The bill makes CBO analyses more transparent and easier to scrutinize—improving accountability and public trust—but raises meaningful risks to proprietary inputs and individual privacy and will increase agency workload and costs.
Taxpayers, Members of Congress, state governments, federal employees, and nonprofits gain access to CBO models and underlying data, increasing transparency of cost estimates and enabling independent review of legislative scoring.
Researchers and independent analysts can replicate and validate CBO estimates, strengthening accountability and trust in fiscal analyses.
Members of the public, researchers, and watchdogs benefit from public availability of model updates, which promotes ongoing scrutiny and quicker identification of errors or biases in fiscal analyses.
Nonprofits, CBO partners, and federal employees risk disclosure of sensitive or proprietary information if detailed models and code are published, potentially jeopardizing partnerships and confidential inputs.

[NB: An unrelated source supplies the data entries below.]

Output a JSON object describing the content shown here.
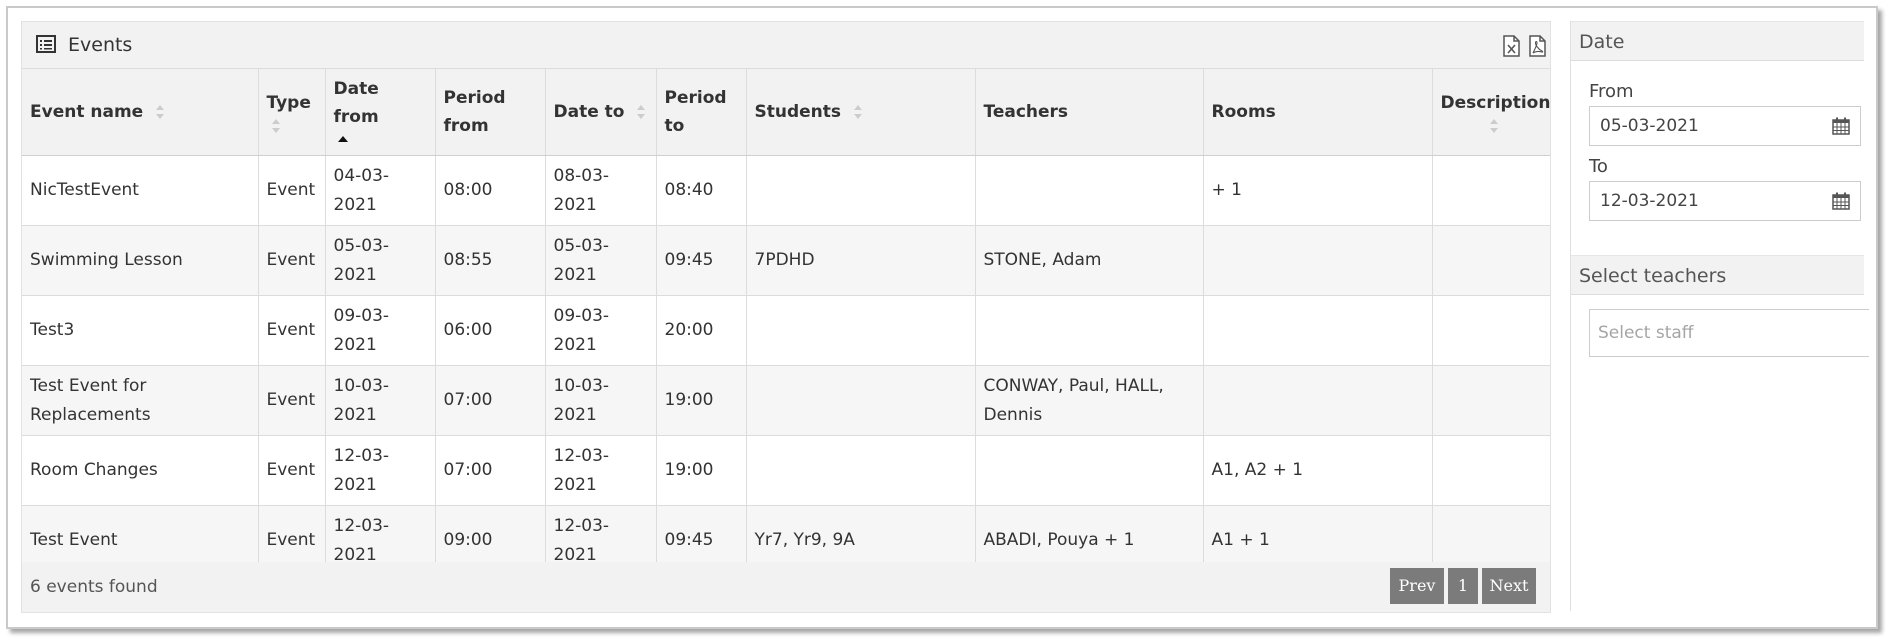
{
  "events": {
    "title": "Events",
    "columns": [
      {
        "label": "Event name",
        "sort": "none"
      },
      {
        "label": "Type",
        "sort": "none"
      },
      {
        "label": "Date from",
        "sort": "asc"
      },
      {
        "label": "Period from",
        "sort": null
      },
      {
        "label": "Date to",
        "sort": "none"
      },
      {
        "label": "Period to",
        "sort": null
      },
      {
        "label": "Students",
        "sort": "none"
      },
      {
        "label": "Teachers",
        "sort": null
      },
      {
        "label": "Rooms",
        "sort": null
      },
      {
        "label": "Description",
        "sort": "none"
      }
    ],
    "rows": [
      {
        "name": "NicTestEvent",
        "type": "Event",
        "date_from": "04-03-2021",
        "period_from": "08:00",
        "date_to": "08-03-2021",
        "period_to": "08:40",
        "students": "",
        "teachers": "",
        "rooms": "+ 1",
        "description": ""
      },
      {
        "name": "Swimming Lesson",
        "type": "Event",
        "date_from": "05-03-2021",
        "period_from": "08:55",
        "date_to": "05-03-2021",
        "period_to": "09:45",
        "students": "7PDHD",
        "teachers": "STONE, Adam",
        "rooms": "",
        "description": ""
      },
      {
        "name": "Test3",
        "type": "Event",
        "date_from": "09-03-2021",
        "period_from": "06:00",
        "date_to": "09-03-2021",
        "period_to": "20:00",
        "students": "",
        "teachers": "",
        "rooms": "",
        "description": ""
      },
      {
        "name": "Test Event for Replacements",
        "type": "Event",
        "date_from": "10-03-2021",
        "period_from": "07:00",
        "date_to": "10-03-2021",
        "period_to": "19:00",
        "students": "",
        "teachers": "CONWAY, Paul, HALL, Dennis",
        "rooms": "",
        "description": ""
      },
      {
        "name": "Room Changes",
        "type": "Event",
        "date_from": "12-03-2021",
        "period_from": "07:00",
        "date_to": "12-03-2021",
        "period_to": "19:00",
        "students": "",
        "teachers": "",
        "rooms": "A1, A2 + 1",
        "description": ""
      },
      {
        "name": "Test Event",
        "type": "Event",
        "date_from": "12-03-2021",
        "period_from": "09:00",
        "date_to": "12-03-2021",
        "period_to": "09:45",
        "students": "Yr7, Yr9, 9A",
        "teachers": "ABADI, Pouya + 1",
        "rooms": "A1 + 1",
        "description": ""
      }
    ],
    "count_text": "6 events found",
    "pager": {
      "prev": "Prev",
      "page": "1",
      "next": "Next"
    },
    "icons": {
      "title": "list-icon",
      "excel": "excel-export-icon",
      "pdf": "pdf-export-icon"
    }
  },
  "filters": {
    "date": {
      "header": "Date",
      "from_label": "From",
      "from_value": "05-03-2021",
      "to_label": "To",
      "to_value": "12-03-2021"
    },
    "teachers": {
      "header": "Select teachers",
      "placeholder": "Select staff"
    }
  },
  "colors": {
    "header_bg": "#f2f2f2",
    "stripe_bg": "#f6f6f6",
    "pager_bg": "#7b7b7b",
    "border": "#dcdcdc"
  }
}
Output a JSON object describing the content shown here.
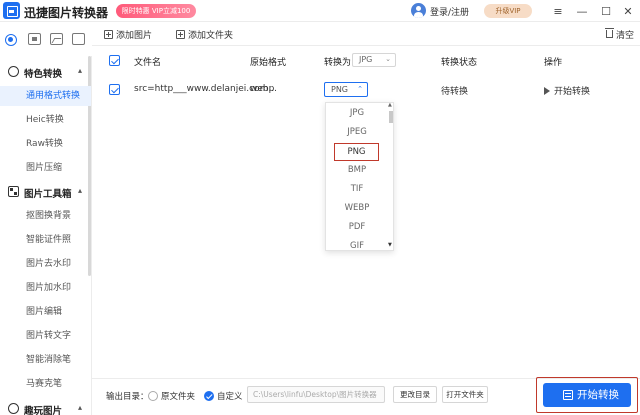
{
  "app": {
    "title": "迅捷图片转换器",
    "promo": "限时特惠 VIP立减100",
    "login": "登录/注册",
    "vip": "升级VIP",
    "window": {
      "minimize": "—",
      "restore": "☐",
      "close": "✕"
    }
  },
  "sidebar": {
    "sections": [
      {
        "label": "特色转换",
        "arrow": "▴",
        "items": [
          "通用格式转换",
          "Heic转换",
          "Raw转换",
          "图片压缩"
        ]
      },
      {
        "label": "图片工具箱",
        "arrow": "▴",
        "items": [
          "抠图换背景",
          "智能证件照",
          "图片去水印",
          "图片加水印",
          "图片编辑",
          "图片转文字",
          "智能消除笔",
          "马赛克笔"
        ]
      },
      {
        "label": "趣玩图片",
        "arrow": "▴",
        "items": []
      }
    ],
    "active_item": "通用格式转换"
  },
  "toolbar": {
    "add_image": "添加图片",
    "add_folder": "添加文件夹",
    "clear": "清空"
  },
  "table": {
    "headers": {
      "filename": "文件名",
      "original_format": "原始格式",
      "convert_to": "转换为",
      "convert_to_value": "JPG",
      "status": "转换状态",
      "action": "操作"
    },
    "rows": [
      {
        "filename": "src=http___www.delanjei.com...",
        "original_format": "webp",
        "target_format": "PNG",
        "status": "待转换",
        "action": "开始转换"
      }
    ]
  },
  "dropdown": {
    "options": [
      "JPG",
      "JPEG",
      "PNG",
      "BMP",
      "TIF",
      "WEBP",
      "PDF",
      "GIF"
    ],
    "selected": "PNG"
  },
  "footer": {
    "output_label": "输出目录：",
    "option_original": "原文件夹",
    "option_custom": "自定义",
    "path": "C:\\Users\\linfu\\Desktop\\图片转换器",
    "change_dir": "更改目录",
    "open_folder": "打开文件夹",
    "start": "开始转换"
  },
  "colors": {
    "accent": "#1e6ff0",
    "highlight_border": "#c0392b",
    "active_bg": "#eaf2fe"
  }
}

Taxpayers and federal employees may face higher costs because preparing, reviewing, and redacting materials for public release will increase CBO workload and could require additional funding or staff time.
Individuals' privacy could be endangered if publication of detailed models enables misuse of microdata or if redaction protections are insufficient, increasing the risk of privacy breaches.
Based on analysis of 2 sections of legislative text.
Requires CBO to publish models, data routines, assumptions, and computational details used for legislative estimates, with protections for nondisclosable data.
Introduced January 24, 2025 by Warren Davidson · Last progress January 24, 2025
Requires the Congressional Budget Office to publish on its website the models, data-preparation routines, assumptions, programs, and other computational details used to produce cost, fiscal, social, or economic estimates of legislation, and to provide updates; sensitive or legally nondisclosable data are protected but CBO must publish variable lists, non-identifying descriptive statistics, the legal citation for nondisclosure, and contact information for entities with full access. The requirement takes effect six months after enactment.